Page tree
Skip to end of metadata
Go to start of metadata

This document includes information on setting up a Windows workstation to perform the Born Digital Preservation Lab Ingest workflow.  Users will need to have access to the Scandium virtual server (contact Brian Wheeler).

Directory Structure

The user needs to create a 'BDPL' folder on the main C:\ drive.  This folder should include two additional folders: \resources\ and \scripts\

Dependencies

The BDPL Ingest Tool requires both:

  • Python 3.7; default installation plus:
    • wget
    • lxml
    • openpyxl
    • psutils
    • chardet
  • Cygwin; default installation plus:
    • curl
    • ddrescue
    • gcc-core
    • gcc-g++
    • make
    • openssl-devel
    • patchutils
    • perl
    • rsync
    • tree
    • wget
    • cdparanoia
    • pkg-config
    • git

In addition, the following tools will need to be compiled using Cygwin sh.exe (or similar application; run as Administrator) and saved to C:\cygwin64\usr\local\bin (using "./configure", "make", and "make install" commands):

  • lsdvd
    • The user may need to use the following command to ensure libdvdread is identified when compiling lsdvd:  ./configure PKG_CONFIG_PATH=/cygdrive/c/cygwin64/usr/local/lib/pkgconfig/
  • bchunk 

The following applications must also be installed in C:\Program Files\ (unless otherwise noted):

The BDPL is currently using an Epson Perfection 4990 Photo scanner to produce images of media.  If still in use, install the driver (requires system restart).

C:\BDPL\scripts Folder

The user should clone the bdpl_ingest GitHub repository to C:\BDPL\scripts.  Open a CMD.EXE window and type the following commands:

cd C:\BDPL\scripts
git clone https://github.com/IUBLibTech/bdpl_ingest.git .

This repository includes:

  • Main tools:
    • bdpl_ingest.py: main BDPL ingest tool; used to transfer and analyze content

    • bdpl_bag-prep.py: used to bag, tar, and move completed SIPs to Archiver Spool dropbox.  Also records information on bdpl_master_spreadsheet.
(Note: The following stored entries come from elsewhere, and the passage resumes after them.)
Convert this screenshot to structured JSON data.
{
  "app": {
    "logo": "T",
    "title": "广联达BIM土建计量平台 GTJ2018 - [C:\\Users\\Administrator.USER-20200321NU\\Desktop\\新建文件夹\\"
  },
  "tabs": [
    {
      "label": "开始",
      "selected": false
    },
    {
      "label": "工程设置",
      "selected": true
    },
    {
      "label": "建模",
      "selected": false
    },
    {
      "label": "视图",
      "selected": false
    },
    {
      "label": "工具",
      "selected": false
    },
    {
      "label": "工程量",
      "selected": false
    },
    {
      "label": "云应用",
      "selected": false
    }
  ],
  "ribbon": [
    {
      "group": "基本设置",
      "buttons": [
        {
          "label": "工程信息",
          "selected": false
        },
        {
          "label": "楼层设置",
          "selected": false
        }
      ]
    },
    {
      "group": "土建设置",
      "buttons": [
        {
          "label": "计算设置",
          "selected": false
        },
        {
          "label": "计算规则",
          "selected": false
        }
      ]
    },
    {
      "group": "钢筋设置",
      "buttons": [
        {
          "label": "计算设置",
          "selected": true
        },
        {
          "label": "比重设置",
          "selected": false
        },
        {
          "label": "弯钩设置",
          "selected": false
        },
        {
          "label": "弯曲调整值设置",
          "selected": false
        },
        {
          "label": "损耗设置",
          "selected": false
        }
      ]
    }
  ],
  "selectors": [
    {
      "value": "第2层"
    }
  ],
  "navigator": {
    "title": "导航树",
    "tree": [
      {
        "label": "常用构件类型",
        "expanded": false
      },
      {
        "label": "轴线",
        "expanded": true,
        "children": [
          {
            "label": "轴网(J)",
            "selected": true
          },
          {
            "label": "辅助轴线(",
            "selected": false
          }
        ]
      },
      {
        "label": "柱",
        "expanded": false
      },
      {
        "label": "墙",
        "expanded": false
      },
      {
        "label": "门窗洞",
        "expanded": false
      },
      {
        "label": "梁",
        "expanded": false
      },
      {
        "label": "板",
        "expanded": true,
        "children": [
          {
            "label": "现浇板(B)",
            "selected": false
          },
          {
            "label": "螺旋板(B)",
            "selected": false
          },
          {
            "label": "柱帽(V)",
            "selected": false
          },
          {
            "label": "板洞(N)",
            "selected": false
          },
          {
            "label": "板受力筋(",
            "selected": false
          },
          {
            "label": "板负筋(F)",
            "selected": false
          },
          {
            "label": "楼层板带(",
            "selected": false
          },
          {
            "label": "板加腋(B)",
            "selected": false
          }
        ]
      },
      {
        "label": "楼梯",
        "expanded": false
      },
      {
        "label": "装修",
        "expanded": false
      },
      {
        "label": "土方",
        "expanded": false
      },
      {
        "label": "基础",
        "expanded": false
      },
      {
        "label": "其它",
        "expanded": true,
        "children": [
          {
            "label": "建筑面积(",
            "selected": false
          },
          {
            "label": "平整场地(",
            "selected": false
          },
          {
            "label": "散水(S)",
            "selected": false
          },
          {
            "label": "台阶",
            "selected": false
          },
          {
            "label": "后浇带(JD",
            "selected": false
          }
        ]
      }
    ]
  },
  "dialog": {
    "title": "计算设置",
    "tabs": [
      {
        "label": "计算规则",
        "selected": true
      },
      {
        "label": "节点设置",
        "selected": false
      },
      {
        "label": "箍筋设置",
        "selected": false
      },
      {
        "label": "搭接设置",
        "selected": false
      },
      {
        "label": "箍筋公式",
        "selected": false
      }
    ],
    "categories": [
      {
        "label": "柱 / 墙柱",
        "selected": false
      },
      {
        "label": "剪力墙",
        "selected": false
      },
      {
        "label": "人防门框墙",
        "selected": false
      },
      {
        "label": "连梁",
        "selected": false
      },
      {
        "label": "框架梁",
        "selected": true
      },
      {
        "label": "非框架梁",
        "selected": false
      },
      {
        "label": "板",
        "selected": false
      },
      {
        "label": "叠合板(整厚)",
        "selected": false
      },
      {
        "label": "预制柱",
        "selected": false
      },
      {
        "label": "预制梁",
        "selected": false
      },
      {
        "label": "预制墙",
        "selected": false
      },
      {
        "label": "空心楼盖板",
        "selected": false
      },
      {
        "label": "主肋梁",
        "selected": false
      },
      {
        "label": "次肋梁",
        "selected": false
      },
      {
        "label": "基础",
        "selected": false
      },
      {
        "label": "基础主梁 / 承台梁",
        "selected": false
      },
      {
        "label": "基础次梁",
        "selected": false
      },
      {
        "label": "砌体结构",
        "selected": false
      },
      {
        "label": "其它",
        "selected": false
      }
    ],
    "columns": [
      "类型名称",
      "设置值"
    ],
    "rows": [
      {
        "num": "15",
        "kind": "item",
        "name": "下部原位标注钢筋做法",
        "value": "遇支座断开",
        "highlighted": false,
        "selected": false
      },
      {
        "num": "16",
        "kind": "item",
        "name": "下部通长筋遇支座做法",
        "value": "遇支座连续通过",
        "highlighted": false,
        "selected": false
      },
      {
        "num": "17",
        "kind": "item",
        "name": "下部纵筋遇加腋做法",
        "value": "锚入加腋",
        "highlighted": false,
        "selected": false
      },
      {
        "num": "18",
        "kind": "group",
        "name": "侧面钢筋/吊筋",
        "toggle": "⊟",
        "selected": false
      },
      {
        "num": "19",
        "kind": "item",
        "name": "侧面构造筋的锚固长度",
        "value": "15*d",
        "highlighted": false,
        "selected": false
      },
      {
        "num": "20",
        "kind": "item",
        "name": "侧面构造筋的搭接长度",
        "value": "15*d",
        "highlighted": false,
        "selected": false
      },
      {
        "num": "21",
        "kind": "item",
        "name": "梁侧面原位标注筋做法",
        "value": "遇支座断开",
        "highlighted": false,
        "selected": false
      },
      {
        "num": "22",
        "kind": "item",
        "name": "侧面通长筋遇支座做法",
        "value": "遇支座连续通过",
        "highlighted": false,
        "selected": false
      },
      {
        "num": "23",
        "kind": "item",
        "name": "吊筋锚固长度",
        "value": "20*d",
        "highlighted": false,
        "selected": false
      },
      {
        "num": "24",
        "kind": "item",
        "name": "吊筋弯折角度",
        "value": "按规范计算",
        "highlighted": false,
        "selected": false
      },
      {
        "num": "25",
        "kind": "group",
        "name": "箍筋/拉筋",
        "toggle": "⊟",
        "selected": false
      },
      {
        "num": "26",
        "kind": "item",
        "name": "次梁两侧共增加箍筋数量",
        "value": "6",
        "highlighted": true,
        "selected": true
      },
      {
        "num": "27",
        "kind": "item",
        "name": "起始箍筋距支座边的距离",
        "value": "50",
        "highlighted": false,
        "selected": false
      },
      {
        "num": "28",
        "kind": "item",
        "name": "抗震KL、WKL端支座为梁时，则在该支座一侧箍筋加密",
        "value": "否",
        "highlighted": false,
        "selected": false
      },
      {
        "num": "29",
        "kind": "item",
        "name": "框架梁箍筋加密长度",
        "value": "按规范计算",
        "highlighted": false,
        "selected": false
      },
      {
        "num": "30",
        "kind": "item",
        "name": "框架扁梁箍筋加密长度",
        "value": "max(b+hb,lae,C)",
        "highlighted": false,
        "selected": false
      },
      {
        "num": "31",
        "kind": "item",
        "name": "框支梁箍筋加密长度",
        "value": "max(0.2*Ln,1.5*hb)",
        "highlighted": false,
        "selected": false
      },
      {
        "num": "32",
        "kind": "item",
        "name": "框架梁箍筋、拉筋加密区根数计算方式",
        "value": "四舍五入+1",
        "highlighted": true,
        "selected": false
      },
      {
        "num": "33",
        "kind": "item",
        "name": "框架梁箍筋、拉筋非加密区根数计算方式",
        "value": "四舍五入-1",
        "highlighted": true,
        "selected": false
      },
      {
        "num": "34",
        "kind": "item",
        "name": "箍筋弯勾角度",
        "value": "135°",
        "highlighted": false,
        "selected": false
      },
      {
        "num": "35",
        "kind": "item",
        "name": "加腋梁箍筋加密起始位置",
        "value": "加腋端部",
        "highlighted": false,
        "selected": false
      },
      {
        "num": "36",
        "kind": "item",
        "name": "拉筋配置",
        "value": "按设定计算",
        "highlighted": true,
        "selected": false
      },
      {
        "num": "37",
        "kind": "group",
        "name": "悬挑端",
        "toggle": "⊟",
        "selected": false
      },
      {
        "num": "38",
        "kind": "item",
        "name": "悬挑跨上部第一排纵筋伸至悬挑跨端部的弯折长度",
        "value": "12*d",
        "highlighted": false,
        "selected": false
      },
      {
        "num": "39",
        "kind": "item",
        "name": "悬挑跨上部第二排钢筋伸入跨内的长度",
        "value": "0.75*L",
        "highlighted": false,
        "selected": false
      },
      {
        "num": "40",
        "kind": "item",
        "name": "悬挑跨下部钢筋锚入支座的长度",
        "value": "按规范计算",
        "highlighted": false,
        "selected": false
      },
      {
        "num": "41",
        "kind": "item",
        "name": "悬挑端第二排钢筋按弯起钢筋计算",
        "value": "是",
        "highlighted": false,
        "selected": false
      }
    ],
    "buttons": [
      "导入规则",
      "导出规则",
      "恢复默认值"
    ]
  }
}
    • dfxml.py and Objects.py: modules from DFXML python project; used for ingest procedures

  • Additional tools and supporting files:
    • bdpl.txt: BDPL ASCII art

    • BDPL_launch.bat: used to launch bdpl_ingest.py.
      • Send to Desktop as a shortcut.
      • Right-click the shortcut and open properties; in the 'Target' text box, add the UNC path to Scandium workspace (\\XXX.XX.XXX.XXX\bdpl\workspace) as an argument after C:\BDPL\scripts\BDPL_launch.bat (will be mounted as Z: drive)

    • BDPL_bag_launch.bat: used to launch bdpl_bag-prep.py
      • Send to Desktop as a shortcut.
      • Right-click the shortcut and open properties. in the 'Target' text box, add two UNC paths as arguments after C:\BDPL\scripts\BDPL_launch.bat :
        • 1st argument: Archiver Spool location (mounted as Y: drive): \\XXX.XX.XXX.XXX\bdpl
        • 2nd argument: main BDPL workspace (mounted as Z: drive): \\XXX.XX.XXX.XXX\bdpl\workspace 

    • bdpl_fix_failures.py: used to fix common errors that occur during BDPL Bag Prep.

    • bdpl_manual_premis.py: used to add PREMIS preservation metadata for manual workarounds (such as using FTK Imager to replicate files from disk images).

    • bdpl_validate_spreadsheet.py: checks the manifest submitted by collecting units to ensure:
      • Appropriate column headings are employed
      • All items include a barcode
      • No duplicate barcode values are included on the spreadsheet (also checks against content stored in the SDA)

    • replace_copy.bat: used to copy file/folder names with '/' in path so that Python can interpret.  Include as a shortcut in the user's SendTo folder so that it can be accessed by right-clicking on object.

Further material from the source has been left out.